Time Complexities (average case):

  • Insert: O(1)
  • Delete: O(1)
  • Search: O(1)
  • Worst case: O(n) when all keys hash to same bucket

Space Complexity: O(n)

HashMap(initial_capacity=16, load_factor=0.75, hash_function=None)

Bases: Generic[K, V]

Hash Map implementation using separate chaining for collision resolution.
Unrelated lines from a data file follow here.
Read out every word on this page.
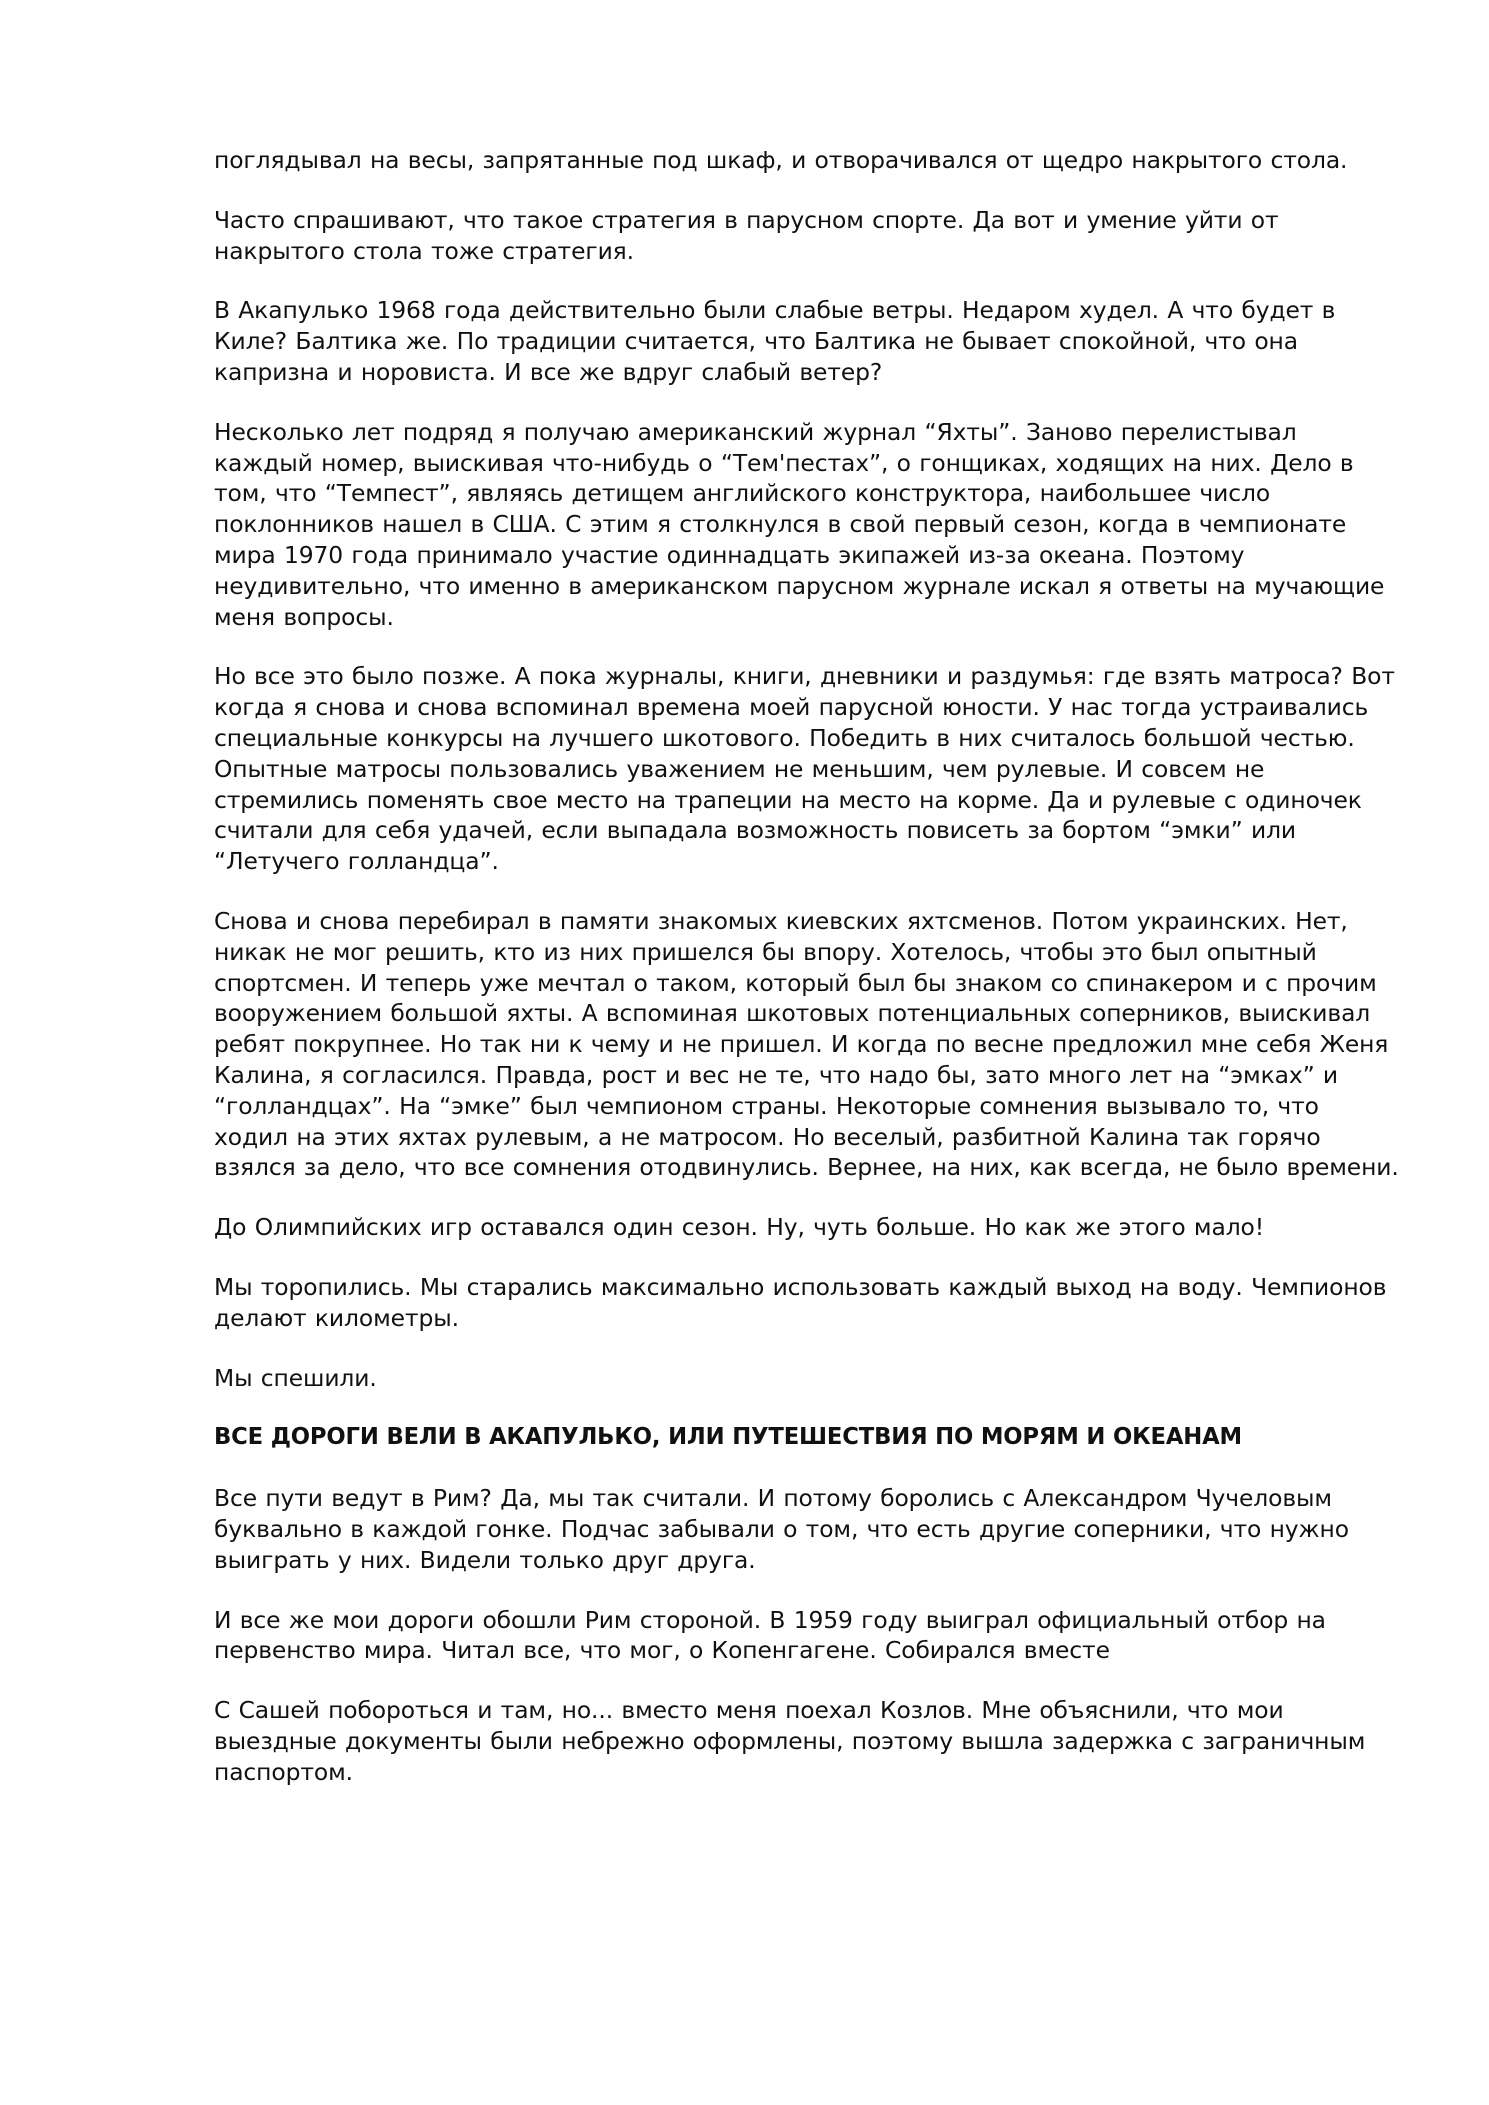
поглядывал на весы, запрятанные под шкаф, и отворачивался от щедро накрытого стола.

Часто спрашивают, что такое стратегия в парусном спорте. Да вот и умение уйти от накрытого стола тоже стратегия.

В Акапулько 1968 года действительно были слабые ветры. Недаром худел. А что будет в Киле? Балтика же. По традиции считается, что Балтика не бывает спокойной, что она капризна и норовиста. И все же вдруг слабый ветер?

Несколько лет подряд я получаю американский журнал “Яхты”. Заново перелистывал каждый номер, выискивая что-нибудь о “Тем'пестах”, о гонщиках, ходящих на них. Дело в том, что “Темпест”, являясь детищем английского конструктора, наибольшее число поклонников нашел в США. С этим я столкнулся в свой первый сезон, когда в чемпионате мира 1970 года принимало участие одиннадцать экипажей из-за океана. Поэтому неудивительно, что именно в американском парусном журнале искал я ответы на мучающие меня вопросы.

Но все это было позже. А пока журналы, книги, дневники и раздумья: где взять матроса? Вот когда я снова и снова вспоминал времена моей парусной юности. У нас тогда устраивались специальные конкурсы на лучшего шкотового. Победить в них считалось большой честью. Опытные матросы пользовались уважением не меньшим, чем рулевые. И совсем не стремились поменять свое место на трапеции на место на корме. Да и рулевые с одиночек считали для себя удачей, если выпадала возможность повисеть за бортом “эмки” или “Летучего голландца”.

Снова и снова перебирал в памяти знакомых киевских яхтсменов. Потом украинских. Нет, никак не мог решить, кто из них пришелся бы впору. Хотелось, чтобы это был опытный спортсмен. И теперь уже мечтал о таком, который был бы знаком со спинакером и с прочим вооружением большой яхты. А вспоминая шкотовых потенциальных соперников, выискивал ребят покрупнее. Но так ни к чему и не пришел. И когда по весне предложил мне себя Женя Калина, я согласился. Правда, рост и вес не те, что надо бы, зато много лет на “эмках” и “голландцах”. На “эмке” был чемпионом страны. Некоторые сомнения вызывало то, что ходил на этих яхтах рулевым, а не матросом. Но веселый, разбитной Калина так горячо взялся за дело, что все сомнения отодвинулись. Вернее, на них, как всегда, не было времени.

До Олимпийских игр оставался один сезон. Ну, чуть больше. Но как же этого мало!

Мы торопились. Мы старались максимально использовать каждый выход на воду. Чемпионов делают километры.

Мы спешили.

ВСЕ ДОРОГИ ВЕЛИ В АКАПУЛЬКО, ИЛИ ПУТЕШЕСТВИЯ ПО МОРЯМ И ОКЕАНАМ

Все пути ведут в Рим? Да, мы так считали. И потому боролись с Александром Чучеловым буквально в каждой гонке. Подчас забывали о том, что есть другие соперники, что нужно выиграть у них. Видели только друг друга.

И все же мои дороги обошли Рим стороной. В 1959 году выиграл официальный отбор на первенство мира. Читал все, что мог, о Копенгагене. Собирался вместе

С Сашей побороться и там, но... вместо меня поехал Козлов. Мне объяснили, что мои выездные документы были небрежно оформлены, поэтому вышла задержка с заграничным паспортом.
This implementation automatically resizes when the load factor exceeds a threshold to maintain good performance characteristics. It supports pluggable hash functions for different use cases and performance requirements.

Initialize hash map.

Parameters:

Name Type Description Default
initial_capacity int

Initial number of buckets (should be power of 2)

16
load_factor float

Maximum ratio of size to capacity before resizing

0.75
hash_function Optional[HashFunction]

Custom hash function to use (defaults to FNV hash)

None

__contains__(key)

Check if key exists (in operator support).

__delitem__(key)

Delete key-value pair (dict-like access).

__eq__(other)

Check equality with another hash map.

__getitem__(key)

Get value by key (dict-like access).

__iter__()

Return iterator over keys.

__len__()

Return number of key-value pairs.

__repr__()

Return detailed string representation for debugging.

__setitem__(key, value)

Set value by key (dict-like access).

__str__()

Return string representation.

capacity()

Return current capacity (number of buckets).

clear()

Remove all key-value pairs from hash map.

contains_key(key)

Check if key exists in hash map.

Parameters:

Name Type Description Default
key K

Key to check

required

Returns:

Type Description
bool

True if key exists, False otherwise

contains_value(value)

Check if value exists in hash map.

Parameters:

Name Type Description Default
value V

Value to check

required

Returns:

Type Description
bool

True if value exists, False otherwise

get(key, default=None)

Get value associated with key.

Parameters:

Name Type Description Default
key K

Key to look up

required
default Optional[V]

Default value if key not found

None

Returns:

Type Description
Optional[V]

Value associated with key, or default if not found

get_bucket_distribution()

Get distribution of elements across buckets (for debugging/analysis).

Returns:

Type Description
List[int]

List where index i contains count of elements in bucket i

get_hash_function()

Get the current hash function.

Returns:

Type Description
HashFunction

Current hash function instance

get_hash_statistics()

Get detailed statistics about hash function performance.

Returns:

Type Description
dict

Dictionary with hash distribution and collision statistics

is_empty()

Check if hash map is empty.

items()

Return iterator over all key-value pairs.

keys()

Return iterator over all keys.

load_factor()

Return current load factor.

put(key, value)

Insert or update a key-value pair.

Parameters:

Name Type Description Default
key K

Key to insert/update

required
value V

Value to associate with key

required

Returns:

Type Description
Optional[V]

Previous value if key existed, None otherwise

remove(key)

Remove key-value pair from hash map.

Parameters:

Name Type Description Default
key K

Key to remove

required

Returns:

Type Description
Optional[V]

Removed value if key existed, None otherwise

set_hash_function(hash_function)

Change the hash function and rehash all existing elements.

Parameters:

Name Type Description Default
hash_function HashFunction

New hash function to use

required

size()

Return number of key-value pairs.

update(other)

Update hash map with key-value pairs from another hash map.

values()

Return iterator over all values.

HashMapNode(key, value)

Bases: Generic[K, V]

Node class for hash map entries using separate chaining.